Le projet de loi visant à modifier l'article 458bis du Code pénal, afin d'élargir le champ d'application de la levée du secret professionnel, inquiète les médecins. Ils craignent que dans les faits cela revienne à une obligation de signalement des abus sexuels.

Suite aux recommandations de la Commission spéciale sur les abus sexuels, un projet de loi modifiant certains articles du Code pénal est actuellement en cours de discussion au Sénat.
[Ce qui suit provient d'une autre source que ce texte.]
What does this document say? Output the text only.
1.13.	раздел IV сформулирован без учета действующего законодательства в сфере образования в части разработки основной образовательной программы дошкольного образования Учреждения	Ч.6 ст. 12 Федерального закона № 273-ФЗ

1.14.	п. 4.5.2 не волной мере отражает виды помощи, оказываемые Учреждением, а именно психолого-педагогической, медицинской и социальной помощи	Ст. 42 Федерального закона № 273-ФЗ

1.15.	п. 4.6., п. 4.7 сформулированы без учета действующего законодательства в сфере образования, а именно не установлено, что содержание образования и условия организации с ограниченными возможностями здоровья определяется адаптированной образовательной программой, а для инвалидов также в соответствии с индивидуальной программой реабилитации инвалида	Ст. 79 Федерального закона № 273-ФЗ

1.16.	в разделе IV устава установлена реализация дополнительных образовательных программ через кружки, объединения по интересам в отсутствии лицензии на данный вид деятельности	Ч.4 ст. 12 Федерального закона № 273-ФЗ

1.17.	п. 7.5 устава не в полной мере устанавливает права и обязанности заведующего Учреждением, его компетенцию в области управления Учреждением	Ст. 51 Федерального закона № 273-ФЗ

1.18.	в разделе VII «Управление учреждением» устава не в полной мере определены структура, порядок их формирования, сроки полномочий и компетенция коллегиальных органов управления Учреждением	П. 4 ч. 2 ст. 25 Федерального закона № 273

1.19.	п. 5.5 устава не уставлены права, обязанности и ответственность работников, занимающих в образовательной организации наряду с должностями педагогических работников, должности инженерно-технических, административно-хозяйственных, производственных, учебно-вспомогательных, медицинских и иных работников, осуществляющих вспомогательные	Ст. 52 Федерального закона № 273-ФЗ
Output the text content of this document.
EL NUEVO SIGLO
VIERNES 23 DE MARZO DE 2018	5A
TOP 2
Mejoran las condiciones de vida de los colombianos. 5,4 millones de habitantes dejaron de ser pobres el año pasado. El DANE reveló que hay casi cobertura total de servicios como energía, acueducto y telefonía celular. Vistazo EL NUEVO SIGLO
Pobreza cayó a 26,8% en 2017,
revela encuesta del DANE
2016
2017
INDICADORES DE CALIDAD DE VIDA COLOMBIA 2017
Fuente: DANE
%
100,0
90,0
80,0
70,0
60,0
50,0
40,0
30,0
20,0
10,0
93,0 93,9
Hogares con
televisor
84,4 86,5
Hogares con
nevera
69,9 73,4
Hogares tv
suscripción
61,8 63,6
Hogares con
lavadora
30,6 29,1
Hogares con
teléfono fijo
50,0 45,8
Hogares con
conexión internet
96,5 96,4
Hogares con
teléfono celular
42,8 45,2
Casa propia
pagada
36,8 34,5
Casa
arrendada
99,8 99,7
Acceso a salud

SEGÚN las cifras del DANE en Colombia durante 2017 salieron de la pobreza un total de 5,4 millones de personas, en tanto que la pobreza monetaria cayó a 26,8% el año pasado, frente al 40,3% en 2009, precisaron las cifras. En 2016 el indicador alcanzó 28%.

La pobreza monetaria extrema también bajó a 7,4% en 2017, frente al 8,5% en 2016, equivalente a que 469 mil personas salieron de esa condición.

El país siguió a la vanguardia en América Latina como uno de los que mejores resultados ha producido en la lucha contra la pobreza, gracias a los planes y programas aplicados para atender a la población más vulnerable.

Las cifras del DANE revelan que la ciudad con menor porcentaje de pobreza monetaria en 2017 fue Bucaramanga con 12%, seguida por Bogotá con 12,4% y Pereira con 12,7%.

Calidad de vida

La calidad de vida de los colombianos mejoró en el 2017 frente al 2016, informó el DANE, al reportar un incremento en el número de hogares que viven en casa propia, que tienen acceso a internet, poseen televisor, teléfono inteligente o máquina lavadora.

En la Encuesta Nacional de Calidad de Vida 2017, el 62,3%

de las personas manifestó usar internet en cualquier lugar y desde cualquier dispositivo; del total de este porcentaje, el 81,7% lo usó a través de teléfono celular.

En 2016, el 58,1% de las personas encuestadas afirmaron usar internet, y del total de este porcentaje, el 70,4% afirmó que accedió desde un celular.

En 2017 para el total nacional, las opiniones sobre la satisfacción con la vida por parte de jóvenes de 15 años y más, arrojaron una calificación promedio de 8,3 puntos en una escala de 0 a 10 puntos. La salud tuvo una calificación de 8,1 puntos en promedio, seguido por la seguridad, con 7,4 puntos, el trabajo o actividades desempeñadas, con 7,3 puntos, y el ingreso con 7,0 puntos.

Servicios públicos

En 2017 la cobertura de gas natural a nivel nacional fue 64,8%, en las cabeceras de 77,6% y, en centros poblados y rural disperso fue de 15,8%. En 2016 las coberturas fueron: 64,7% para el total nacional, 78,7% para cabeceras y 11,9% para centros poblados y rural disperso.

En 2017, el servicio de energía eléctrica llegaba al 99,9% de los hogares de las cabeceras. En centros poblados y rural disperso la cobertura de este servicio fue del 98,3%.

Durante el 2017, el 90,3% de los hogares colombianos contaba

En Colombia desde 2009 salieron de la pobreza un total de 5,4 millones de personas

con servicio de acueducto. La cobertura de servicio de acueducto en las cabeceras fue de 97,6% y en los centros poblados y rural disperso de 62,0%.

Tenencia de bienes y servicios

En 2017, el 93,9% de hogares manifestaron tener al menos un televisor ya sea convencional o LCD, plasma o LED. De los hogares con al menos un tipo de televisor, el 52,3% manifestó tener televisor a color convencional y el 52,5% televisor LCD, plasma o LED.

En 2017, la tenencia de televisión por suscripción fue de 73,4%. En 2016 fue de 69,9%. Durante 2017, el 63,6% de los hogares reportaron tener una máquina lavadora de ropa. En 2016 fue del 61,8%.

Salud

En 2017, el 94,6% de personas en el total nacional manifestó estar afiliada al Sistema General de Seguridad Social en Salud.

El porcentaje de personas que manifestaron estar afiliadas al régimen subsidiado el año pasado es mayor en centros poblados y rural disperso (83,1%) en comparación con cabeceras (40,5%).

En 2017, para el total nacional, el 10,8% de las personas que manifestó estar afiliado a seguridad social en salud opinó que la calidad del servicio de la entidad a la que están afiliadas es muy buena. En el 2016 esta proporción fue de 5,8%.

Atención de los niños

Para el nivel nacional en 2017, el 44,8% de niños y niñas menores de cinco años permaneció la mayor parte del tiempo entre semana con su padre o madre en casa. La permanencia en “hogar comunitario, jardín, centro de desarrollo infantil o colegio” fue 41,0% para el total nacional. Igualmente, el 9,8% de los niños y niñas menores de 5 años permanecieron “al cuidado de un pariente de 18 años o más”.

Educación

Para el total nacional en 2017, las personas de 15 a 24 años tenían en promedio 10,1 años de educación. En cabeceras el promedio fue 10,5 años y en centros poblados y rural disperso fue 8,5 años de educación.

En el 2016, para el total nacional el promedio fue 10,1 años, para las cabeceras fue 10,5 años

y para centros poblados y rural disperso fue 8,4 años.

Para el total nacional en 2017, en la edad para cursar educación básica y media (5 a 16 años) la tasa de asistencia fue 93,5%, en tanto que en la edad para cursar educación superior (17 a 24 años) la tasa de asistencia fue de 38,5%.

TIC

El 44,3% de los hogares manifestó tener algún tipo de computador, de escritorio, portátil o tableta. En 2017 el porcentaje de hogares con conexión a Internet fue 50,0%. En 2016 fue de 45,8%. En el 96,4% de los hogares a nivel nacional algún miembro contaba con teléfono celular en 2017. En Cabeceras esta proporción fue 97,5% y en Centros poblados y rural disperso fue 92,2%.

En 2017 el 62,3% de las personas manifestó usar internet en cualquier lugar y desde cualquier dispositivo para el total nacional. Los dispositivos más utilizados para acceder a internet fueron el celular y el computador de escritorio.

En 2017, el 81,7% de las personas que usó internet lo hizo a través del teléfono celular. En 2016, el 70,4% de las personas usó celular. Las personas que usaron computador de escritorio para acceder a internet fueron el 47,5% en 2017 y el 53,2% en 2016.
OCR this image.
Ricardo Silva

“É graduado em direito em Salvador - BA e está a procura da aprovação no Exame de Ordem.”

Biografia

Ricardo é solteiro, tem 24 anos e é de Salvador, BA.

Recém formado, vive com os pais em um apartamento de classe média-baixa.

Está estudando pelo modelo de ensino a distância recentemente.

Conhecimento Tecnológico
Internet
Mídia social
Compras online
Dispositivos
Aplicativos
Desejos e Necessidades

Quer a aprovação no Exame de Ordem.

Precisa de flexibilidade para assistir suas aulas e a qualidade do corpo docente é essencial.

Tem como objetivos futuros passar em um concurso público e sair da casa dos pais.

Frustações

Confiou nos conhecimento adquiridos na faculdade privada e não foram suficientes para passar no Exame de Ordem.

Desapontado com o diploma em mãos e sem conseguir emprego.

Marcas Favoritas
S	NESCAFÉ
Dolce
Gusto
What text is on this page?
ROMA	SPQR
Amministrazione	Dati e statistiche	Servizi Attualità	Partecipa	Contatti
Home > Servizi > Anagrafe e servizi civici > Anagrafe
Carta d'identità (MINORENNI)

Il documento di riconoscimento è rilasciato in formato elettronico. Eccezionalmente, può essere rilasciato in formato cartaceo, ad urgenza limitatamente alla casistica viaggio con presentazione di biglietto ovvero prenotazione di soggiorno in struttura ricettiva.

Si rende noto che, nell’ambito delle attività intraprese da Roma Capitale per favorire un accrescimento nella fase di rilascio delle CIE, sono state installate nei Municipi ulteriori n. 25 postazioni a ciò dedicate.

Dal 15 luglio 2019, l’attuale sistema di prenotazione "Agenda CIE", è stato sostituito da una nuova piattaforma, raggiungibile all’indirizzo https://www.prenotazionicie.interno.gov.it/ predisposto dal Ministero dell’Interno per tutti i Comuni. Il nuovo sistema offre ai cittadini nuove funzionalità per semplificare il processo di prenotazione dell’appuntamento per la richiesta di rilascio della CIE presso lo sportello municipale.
C'est notamment le cas de l'article 458bis concernant les professions (comme les médecins) qui sont tenus au secret professionnel, qui prévoit que dans un certain nombre de cas, il est possible de déroger à cette règle du secret en faisant valoir un droit à la parole.
La nouvelle rédaction de cet article prévoit en effet d'élargir ce droit de parole (actuellement limité au secret révélé à son dépositaire par l'examen ou les confidences de la victime) au secret révélé par l'auteur de l'infraction ou un tiers.
De plus, la possibilité pour le dépositaire du secret d'informer le procureur du Roi (limitée pour l'instant à l'existence d'un "danger grave et imminent" de la seule victime mineure) serait étendue à la situation où il existe des indices d'un "danger sérieux et réel" que d' "autres mineurs ou personnes vulnérables" soient victimes des infractions.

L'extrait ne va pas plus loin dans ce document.